My husband had his swimmers frozen and counted before chemo, and then about a year after he finished chemo, he had his numbers checked again. Although the number is a bit lower, he is still considered fertile with a good probability of being able to help make a baby. I know that one should not try to fertilize or conceive during chemo, but I have heard no warnings about trying after chemo is completed and one has given himself time to get the toxic drugs out of his system.
Hope that helps!
Jackie

Waving
Posts: 43
Joined: Sep 2004

Thanks Jackie - glad to hear your husband has good numbers and it was wise to bank some semen before treatment. In regard to "fertilize or conceive" - that's good wording - I will borrow that for future use if you don't mind - it will solve Spongebob's concern about my using conceive for both sexes. Good luck if you try and make a baby!

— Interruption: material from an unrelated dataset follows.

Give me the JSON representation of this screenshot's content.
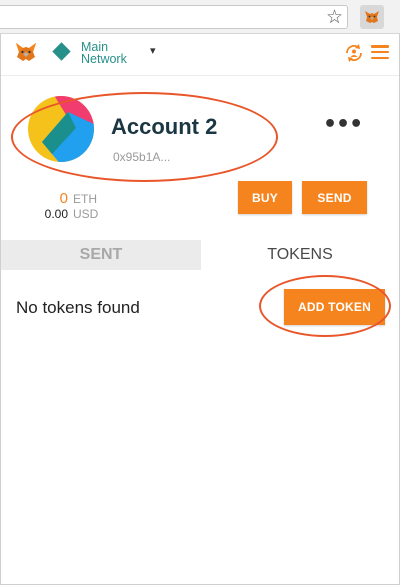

Here's part of an interesting and relevant message posted by Yolanda on September 14 2005 on another forum: "My husband was diagnosed w/Colon Cancer last year (6/04). He had some sperm frozen, we just did a round of IVF (8/05) and used fresh sperm. We were told to wait 6 months after the chemo treatments stopped. Then he took a test to see how his DNA looked (7/05) and everything looked good. We are pregnant ...".

Firefighter35's picture
Firefighter35
Posts: 10
Joined: Jul 2005

I have a question that may or may not be with this topic. I wanted to know if anyone knows if there is any affect on a woman who is active with a man who is going through chemo. There is not a worry about her getting pregnant since her tubes are tied, just wanted to know if there was any risk to her. Any info. would be appreciated.
Thanks,
Tim

spongebob's picture
spongebob
Posts: 2600
Joined: Apr 2003

Tim -

Use a condom. Chemo drugs are excreted via the urinary tract and can often be found in semen. Best to keep chemo drugs away from those who don't need them!

- SB

Waving
Posts: 43
Joined: Sep 2004

On this page http://www.tc-cancer.com/tcsex.html of the website tc-cancer.com it says: "You may be afraid that you can pass on cancer cells to your partner during sex. This is not true. Cancer is not infectious. But you should use a condom if you are having chemotherapy, and for three months afterwards. Doctors don't know enough about how much of the drugs come through in the semen. So wearing a condom makes sure that your partner is as safe as possible."
I don't know whether that refers only to the chemotherapy specific to testicular cancer or to chemotherapy more generally.

You could ask her whether she wishes to take a chance on absorbing a small amount of the chemotherapy drugs. I don't know whether chemo agents are concentrated in semen but if they aren't then the mount your partner would absorb would be pretty minimal I would think.